Will another taxi consultation result in another delicious meal?

When traveling abroad, you mostly want to eat like the locals do, and when you want the opinion of a local, who better to ask than a taxi driver, who knows every inch of the city you’re visiting?

That’s what we always try to do when visiting someplace new, with success in Singapore, Croatia, and Thailand (as well as Japan). Our Japanese-language reporter and world traveler Ikuna Kamezawa recently continued the tradition in London. Though everything was quite expensive there and Ikuna had to tighten the belt on most aspects of her trip, the one thing she allowed herself to spend money on was food. Nutrition is important, after all!

And if there’s one world-famous food from the U.K., it’s fish and chips, so Ikuna decided to ask a taxi driver to take her to the best one in the vicinity. The taxi she selected was one of London’s famous black cabs, also called hackney carriages, which are known for their distinctive, old-fashioned design (and, of course, for being painted black). Apparently, to become a black cab driver, you have to pass the hardest taxi test in the world, so Ikuna assumed the service would be top notch.

She wasn’t sure what the proper protocol was for hailing a taxi in the U.K., but when she stuck her hand out and yelled “Taxi!”, a black cab stopped before her, so it seemed the standard method was pretty much universal. It was three times more spacious inside than she’d ever imagined, and surprisingly modern.

But when she climbed in and asked the (presumably) talented driver, “Please take me to the best fish and chips shop around here,” he seemed uncertain. Ikuna had thought London had as many fish and chips shops as Tokyo had convenience stores, but maybe she was wrong. It took some deliberation, but the driver soon pulled back into traffic and began to cruise along, so Ikuna went along for the ride, not sure what to expect.

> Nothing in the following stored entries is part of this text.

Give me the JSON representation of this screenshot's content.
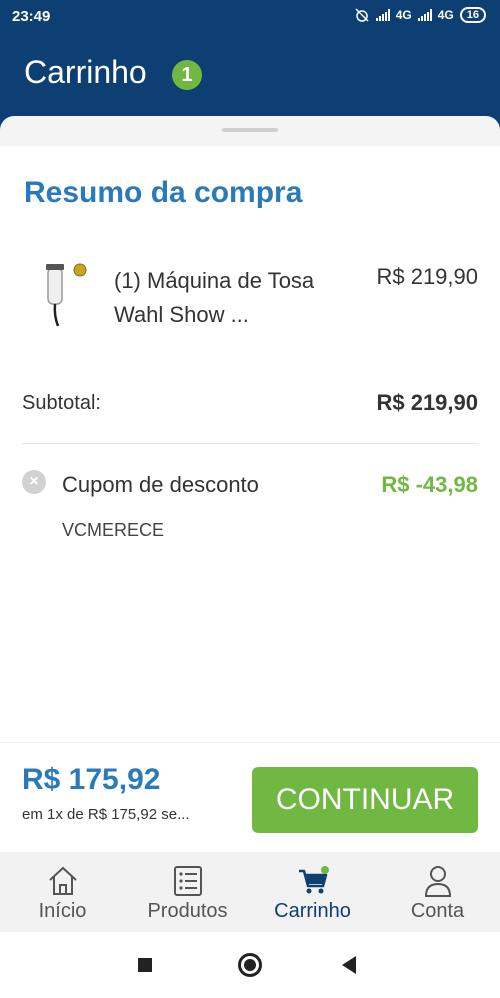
{
  "status_bar": {
    "time": "23:49",
    "network_1": "4G",
    "network_2": "4G",
    "battery": "16"
  },
  "app_bar": {
    "title": "Carrinho",
    "cart_count": "1"
  },
  "summary": {
    "title": "Resumo da compra",
    "product": {
      "name": "(1) Máquina de Tosa Wahl Show ...",
      "price": "R$ 219,90"
    },
    "subtotal_label": "Subtotal:",
    "subtotal_value": "R$ 219,90",
    "coupon": {
      "label": "Cupom de desconto",
      "value": "R$ -43,98",
      "code": "VCMERECE"
    }
  },
  "footer": {
    "total": "R$ 175,92",
    "installments": "em 1x de R$ 175,92 se...",
    "continue_label": "CONTINUAR"
  },
  "bottom_nav": {
    "items": [
      {
        "label": "Início",
        "icon": "home-icon"
      },
      {
        "label": "Produtos",
        "icon": "list-icon"
      },
      {
        "label": "Carrinho",
        "icon": "cart-icon",
        "active": true
      },
      {
        "label": "Conta",
        "icon": "user-icon"
      }
    ]
  },
  "colors": {
    "primary_dark": "#0e3f73",
    "accent_blue": "#2a79b8",
    "accent_green": "#71b843"
  }
}
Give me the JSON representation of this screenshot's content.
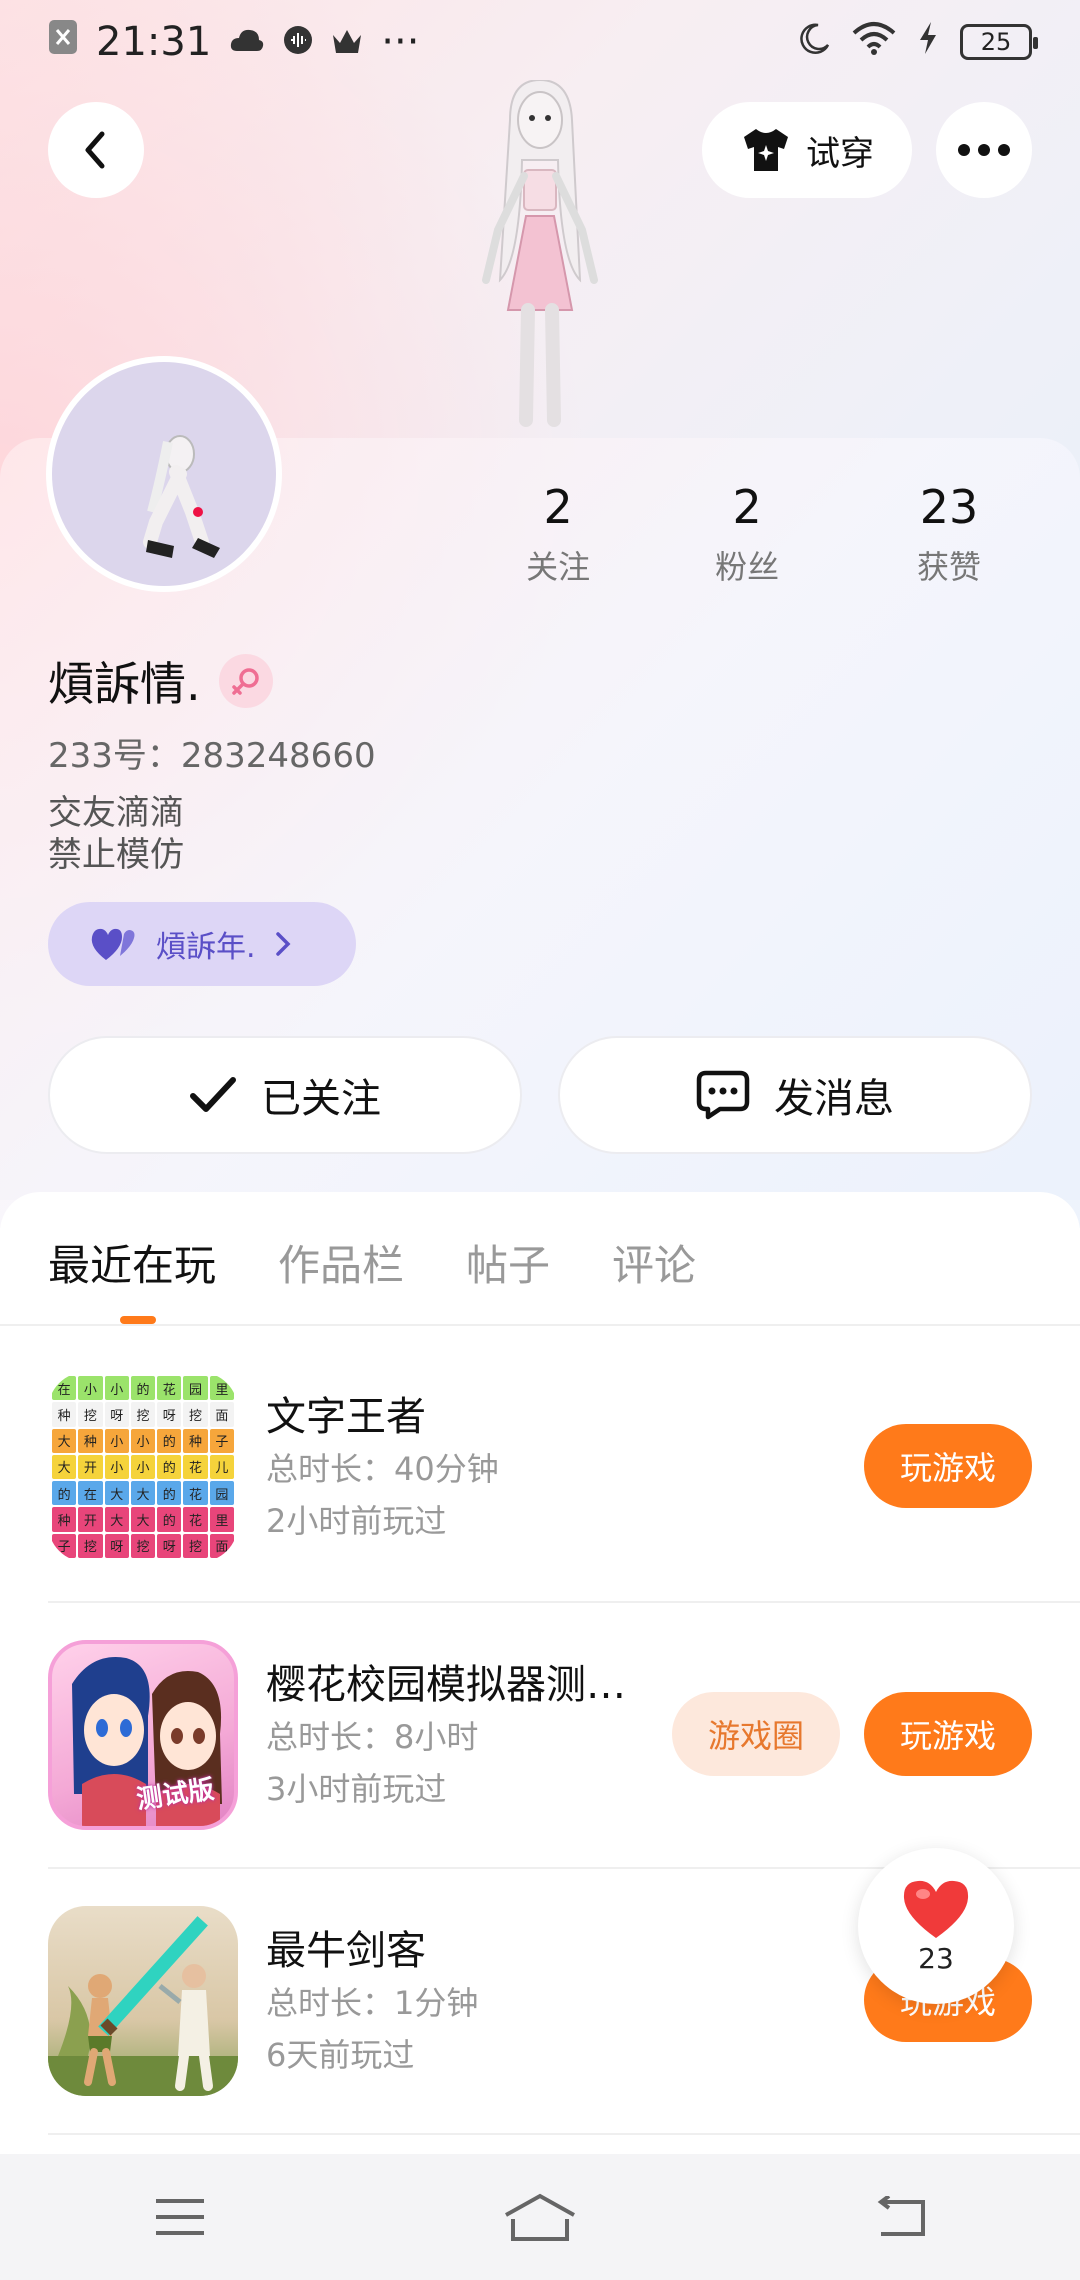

Soon they arrived at the London taxi driver’s most recommended restaurant for fish and chips, Camden Head.

On the window, “Famous Fish & Chips” was written in bold letters, so Ikuna had faith it would be good.

Inside, it was a very stylish British pub!

Both the interior and the terrace were packed with customers.

It was 8 p.m. and still light out, which felt a bit strange to Ikuna, since it’s well and truly dark in Japan by then. Ordinarily she’d enjoy the sunshine, but since it was a bit too chilly outside even with her Uniqlo Ultra Light down jacket, she decided to set up camp indoors.

She was impressed with how trendy the beer glasses looked, which made her wonder if foreign visitors in Japan think Asahi and Kirin glasses are cool.

The beer was recommended by a server, and Ikuna really liked it. It was fruity and smooth. That server was obviously extraordinarily talented to be able to give a smash-hit recommendation in one try.

On the menu was a huge variety of food like hamburgers, sandwiches, and assorted desserts. Ikuna ordered the Fish & Chips for 13.99 Pounds (about 2,542 yen or US$17.02). From a Japanese perspective, that’s pretty expensive, but for London, that’s on the cheaper side. As her eyes bugged out at the sight of that price, Ikuna decided she couldn’t wait for the yen to get stronger.

The battering on the fish was super crispy, and when she cut it with a knife, it made a satisfying “crunch” noise. It was so crunchy and hot that Ikuna was worried she might scratch or burn her mouth, but when she tried it, she was really impressed. The fish inside was soft and flaky, and the filet was huge.

In terms of internationally recognized symbols of a county’s cuisine, Ikuna realizes some people might say fish and chips is a meal lacking in complexity and sophistication. After talking with several people on her trip, though, Ikuna came to the conclusion that fish and chips is a meal that’s all about the simple pleasures, and after trying this recommendation from her taxi driver, Ikuna understood just how good they can be. Clearly, there’s no merit to the rumor that English food doesn’t taste good, and this made her want to try its other dishes too!

Ikuna only made it about halfway through her plate before she started to get full, so she leisurely nibbled on it and while sipping her beer, like it was a drinking snack. Though she’d previously thought the dish was a bit expensive (by Japanese standards), in the end she thought it was pretty reasonable if you consider how much you could spend on the equivalent amount of food and snacks in a Japanese bar.

It was nine o’clock by the time she emerged from the restaurant, and dusk had not yet fallen. Ikuna was feeling inspired, so she hopped on one of London’s famous double-decker buses to get a view of Big Ben and the Westminster Bridge.

After a ride in a black cab, a dinner of fish and chips, a tour on a double-decker bus, and a view of Big Ben, Ikuna felt she was getting the full London experience, and wondered what adventures were in store for her next.